Am nächsten Schalter stempelte ein dicker, mürrischer Mann die Visa ab. Während er anstand, fragte sich Timo, ob das Blitzvisum von Jaggers Kontaktmann in der Botschaft etwas taugte.
Ohne ihm weitere Beachtung zu schenken, hieb der Beamte seinen Stempel darauf. Der alte Mann mit den gelben Zähnen, der die Passkontrolle vornahm, wirkte weniger gelassen, während er seine Routinefragen stellte.
Danach fing eine Zollbeamtin an, in Timos Koffer zu graben. Hinter ihr standen Männer mit Pistolen am Gürtel, die offenbar nichts zu tun hatten. Die Frau nahm das GPS-Navigationsgerät, den Schrittmesser, Kleidungsstücke, das Moskitospray, die Digitalkamera und das Satellitentelefon heraus.
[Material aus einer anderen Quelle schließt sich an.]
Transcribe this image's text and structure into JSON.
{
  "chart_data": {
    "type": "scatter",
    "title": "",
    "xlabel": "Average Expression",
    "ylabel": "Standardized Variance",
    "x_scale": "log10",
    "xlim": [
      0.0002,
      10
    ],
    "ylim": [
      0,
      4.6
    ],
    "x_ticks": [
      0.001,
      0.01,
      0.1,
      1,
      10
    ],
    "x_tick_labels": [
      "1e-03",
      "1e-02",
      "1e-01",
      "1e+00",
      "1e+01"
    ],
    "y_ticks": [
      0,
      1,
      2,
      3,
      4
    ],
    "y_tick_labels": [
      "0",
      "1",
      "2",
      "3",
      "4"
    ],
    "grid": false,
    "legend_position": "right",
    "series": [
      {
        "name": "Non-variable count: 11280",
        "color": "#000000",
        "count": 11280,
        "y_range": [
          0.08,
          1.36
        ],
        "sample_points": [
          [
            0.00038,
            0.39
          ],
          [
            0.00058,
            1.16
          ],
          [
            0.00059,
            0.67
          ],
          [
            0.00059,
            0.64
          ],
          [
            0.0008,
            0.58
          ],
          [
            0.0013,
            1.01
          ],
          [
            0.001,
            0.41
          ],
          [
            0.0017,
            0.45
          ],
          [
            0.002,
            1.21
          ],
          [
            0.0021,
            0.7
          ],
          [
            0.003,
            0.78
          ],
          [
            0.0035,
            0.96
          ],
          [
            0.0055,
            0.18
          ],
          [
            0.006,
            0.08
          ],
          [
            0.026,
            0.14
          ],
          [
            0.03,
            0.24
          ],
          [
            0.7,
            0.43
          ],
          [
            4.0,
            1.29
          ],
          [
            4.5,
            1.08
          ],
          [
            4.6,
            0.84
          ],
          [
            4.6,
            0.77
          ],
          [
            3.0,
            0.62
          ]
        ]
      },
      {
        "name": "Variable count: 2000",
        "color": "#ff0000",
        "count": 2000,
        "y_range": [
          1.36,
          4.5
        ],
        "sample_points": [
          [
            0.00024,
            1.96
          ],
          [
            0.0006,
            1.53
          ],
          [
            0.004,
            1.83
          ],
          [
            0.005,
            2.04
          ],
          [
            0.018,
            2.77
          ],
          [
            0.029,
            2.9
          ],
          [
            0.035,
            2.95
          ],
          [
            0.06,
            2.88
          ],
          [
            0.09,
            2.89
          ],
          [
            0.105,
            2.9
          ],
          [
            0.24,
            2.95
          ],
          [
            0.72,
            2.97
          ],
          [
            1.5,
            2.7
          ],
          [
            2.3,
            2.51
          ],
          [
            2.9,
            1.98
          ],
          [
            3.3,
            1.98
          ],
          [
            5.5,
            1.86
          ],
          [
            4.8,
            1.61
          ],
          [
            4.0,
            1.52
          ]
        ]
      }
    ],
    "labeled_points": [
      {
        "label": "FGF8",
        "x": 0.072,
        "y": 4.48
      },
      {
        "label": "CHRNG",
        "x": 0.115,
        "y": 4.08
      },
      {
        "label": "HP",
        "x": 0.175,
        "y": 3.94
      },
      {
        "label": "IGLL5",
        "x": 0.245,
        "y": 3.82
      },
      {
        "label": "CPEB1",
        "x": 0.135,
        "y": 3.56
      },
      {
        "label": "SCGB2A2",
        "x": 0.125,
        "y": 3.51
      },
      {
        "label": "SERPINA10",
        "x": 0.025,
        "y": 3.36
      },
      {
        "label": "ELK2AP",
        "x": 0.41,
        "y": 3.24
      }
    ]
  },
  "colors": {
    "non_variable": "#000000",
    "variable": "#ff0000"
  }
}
Letzteres unterschied sich lediglich durch die etwas größere Antenne von einem normalen Mobiltelefon.
Timo machte sich auf Fragen gefasst, aber die Frau legte alles wieder zurück. Erleichtert ging er weiter.
»Attendez, Monsieur …«, sagte plötzlich jemand hinter ihm.
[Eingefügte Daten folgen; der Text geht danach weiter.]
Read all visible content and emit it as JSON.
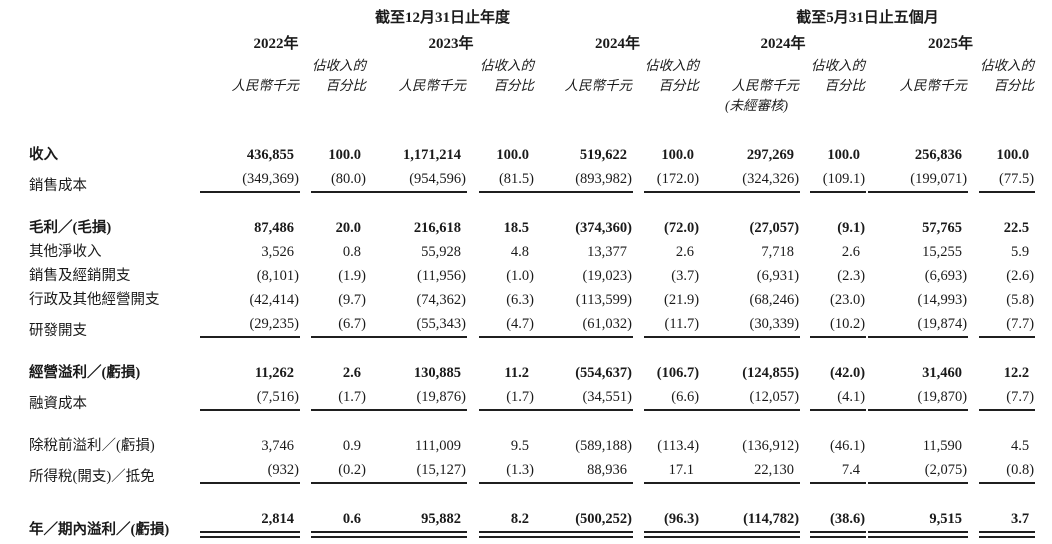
{
  "colors": {
    "text": "#1a1a1a",
    "background": "#ffffff",
    "rule": "#1f1f1f"
  },
  "table": {
    "period_groups": [
      {
        "label": "截至12月31日止年度"
      },
      {
        "label": "截至5月31日止五個月"
      }
    ],
    "years": [
      "2022年",
      "2023年",
      "2024年",
      "2024年",
      "2025年"
    ],
    "unit_rmb": "人民幣千元",
    "unit_pct_line1": "佔收入的",
    "unit_pct_line2": "百分比",
    "unaudited_note": "(未經審核)",
    "rows": [
      {
        "label": "收入",
        "bold": true,
        "gap_before": false,
        "rule": "none",
        "values": [
          "436,855",
          "100.0",
          "1,171,214",
          "100.0",
          "519,622",
          "100.0",
          "297,269",
          "100.0",
          "256,836",
          "100.0"
        ]
      },
      {
        "label": "銷售成本",
        "bold": false,
        "gap_before": false,
        "rule": "single",
        "values": [
          "(349,369)",
          "(80.0)",
          "(954,596)",
          "(81.5)",
          "(893,982)",
          "(172.0)",
          "(324,326)",
          "(109.1)",
          "(199,071)",
          "(77.5)"
        ]
      },
      {
        "label": "毛利／(毛損)",
        "bold": true,
        "gap_before": true,
        "rule": "none",
        "values": [
          "87,486",
          "20.0",
          "216,618",
          "18.5",
          "(374,360)",
          "(72.0)",
          "(27,057)",
          "(9.1)",
          "57,765",
          "22.5"
        ]
      },
      {
        "label": "其他淨收入",
        "bold": false,
        "gap_before": false,
        "rule": "none",
        "values": [
          "3,526",
          "0.8",
          "55,928",
          "4.8",
          "13,377",
          "2.6",
          "7,718",
          "2.6",
          "15,255",
          "5.9"
        ]
      },
      {
        "label": "銷售及經銷開支",
        "bold": false,
        "gap_before": false,
        "rule": "none",
        "values": [
          "(8,101)",
          "(1.9)",
          "(11,956)",
          "(1.0)",
          "(19,023)",
          "(3.7)",
          "(6,931)",
          "(2.3)",
          "(6,693)",
          "(2.6)"
        ]
      },
      {
        "label": "行政及其他經營開支",
        "bold": false,
        "gap_before": false,
        "rule": "none",
        "values": [
          "(42,414)",
          "(9.7)",
          "(74,362)",
          "(6.3)",
          "(113,599)",
          "(21.9)",
          "(68,246)",
          "(23.0)",
          "(14,993)",
          "(5.8)"
        ]
      },
      {
        "label": "研發開支",
        "bold": false,
        "gap_before": false,
        "rule": "single",
        "values": [
          "(29,235)",
          "(6.7)",
          "(55,343)",
          "(4.7)",
          "(61,032)",
          "(11.7)",
          "(30,339)",
          "(10.2)",
          "(19,874)",
          "(7.7)"
        ]
      },
      {
        "label": "經營溢利／(虧損)",
        "bold": true,
        "gap_before": true,
        "rule": "none",
        "values": [
          "11,262",
          "2.6",
          "130,885",
          "11.2",
          "(554,637)",
          "(106.7)",
          "(124,855)",
          "(42.0)",
          "31,460",
          "12.2"
        ]
      },
      {
        "label": "融資成本",
        "bold": false,
        "gap_before": false,
        "rule": "single",
        "values": [
          "(7,516)",
          "(1.7)",
          "(19,876)",
          "(1.7)",
          "(34,551)",
          "(6.6)",
          "(12,057)",
          "(4.1)",
          "(19,870)",
          "(7.7)"
        ]
      },
      {
        "label": "除稅前溢利／(虧損)",
        "bold": false,
        "gap_before": true,
        "rule": "none",
        "values": [
          "3,746",
          "0.9",
          "111,009",
          "9.5",
          "(589,188)",
          "(113.4)",
          "(136,912)",
          "(46.1)",
          "11,590",
          "4.5"
        ]
      },
      {
        "label": "所得稅(開支)／抵免",
        "bold": false,
        "gap_before": false,
        "rule": "single",
        "values": [
          "(932)",
          "(0.2)",
          "(15,127)",
          "(1.3)",
          "88,936",
          "17.1",
          "22,130",
          "7.4",
          "(2,075)",
          "(0.8)"
        ]
      },
      {
        "label": "年／期內溢利／(虧損)",
        "bold": true,
        "gap_before": true,
        "rule": "double",
        "values": [
          "2,814",
          "0.6",
          "95,882",
          "8.2",
          "(500,252)",
          "(96.3)",
          "(114,782)",
          "(38.6)",
          "9,515",
          "3.7"
        ]
      }
    ]
  }
}
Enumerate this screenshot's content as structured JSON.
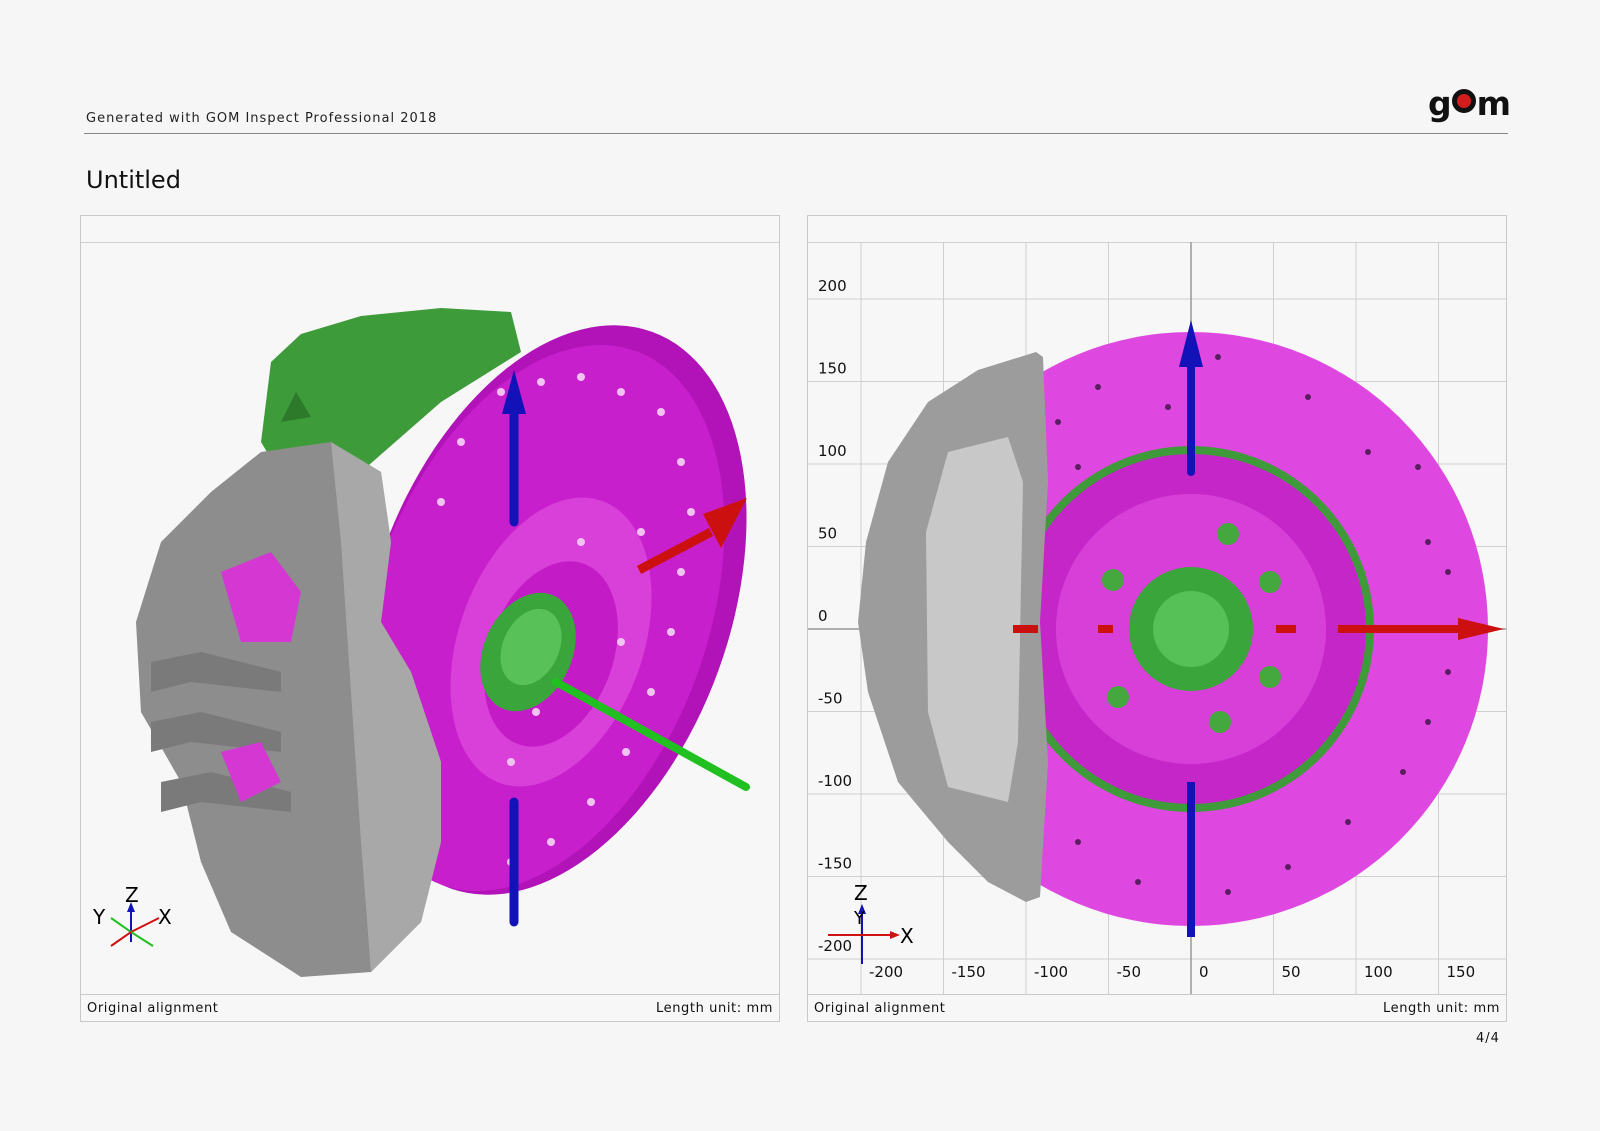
{
  "header": {
    "generated_text": "Generated with GOM Inspect Professional 2018",
    "logo_prefix": "g",
    "logo_suffix": "m"
  },
  "page": {
    "title": "Untitled",
    "page_number": "4/4"
  },
  "panels": {
    "left": {
      "footer_left": "Original alignment",
      "footer_right": "Length unit: mm",
      "axis_triad": {
        "z": "Z",
        "y": "Y",
        "x": "X"
      }
    },
    "right": {
      "footer_left": "Original alignment",
      "footer_right": "Length unit: mm",
      "axis_triad": {
        "z": "Z",
        "y": "Y",
        "x": "X"
      },
      "y_ticks": [
        "200",
        "150",
        "100",
        "50",
        "0",
        "-50",
        "-100",
        "-150",
        "-200"
      ],
      "x_ticks": [
        "-200",
        "-150",
        "-100",
        "-50",
        "0",
        "50",
        "100",
        "150"
      ]
    }
  },
  "colors": {
    "disc": "#c21ec8",
    "disc_light": "#e94ae6",
    "bracket_green": "#3e9b3a",
    "caliper_gray": "#9a9a9a",
    "axis_red": "#d01010",
    "axis_blue": "#1010c8",
    "axis_green": "#20c020"
  }
}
Timo drehte sich um. Einer der Männer neben der Zollbeamtin war ihm gefolgt und führte ihn nun mit festem Griff in einen dunklen Nebenraum, dessen Mobiliar allein aus einer niedrigen Bank bestand. Dort musste Timo seinen Koffer ablegen.
»Aufmachen!«
Timo öffnete das Schloss. Seine schweißnassen Finger waren die einzigen hellen Flecken im Raum. Der Mann klappte den Deckel auf und wühlte aggressiv im Koffer, bis er das Navigationsgerät fand.
»Gibt es dafür eine Einfuhrgenehmigung?«
»Dafür braucht man keine Genehmigung.« Timo überlegte, welche Summe er anbieten sollte. Zehn Dollar? Oder zwanzig?
Der Mann wühlte weiter. »Diesmal kann ich wegen der fehlenden Genehmigung ein Auge zudrücken«, sagte er und pickte sich Timos Digitalkamera heraus, eine neue Minolta für 550 Euro. Ohne mit der Wimper zu zucken, ließ er sie in seiner Tasche verschwinden.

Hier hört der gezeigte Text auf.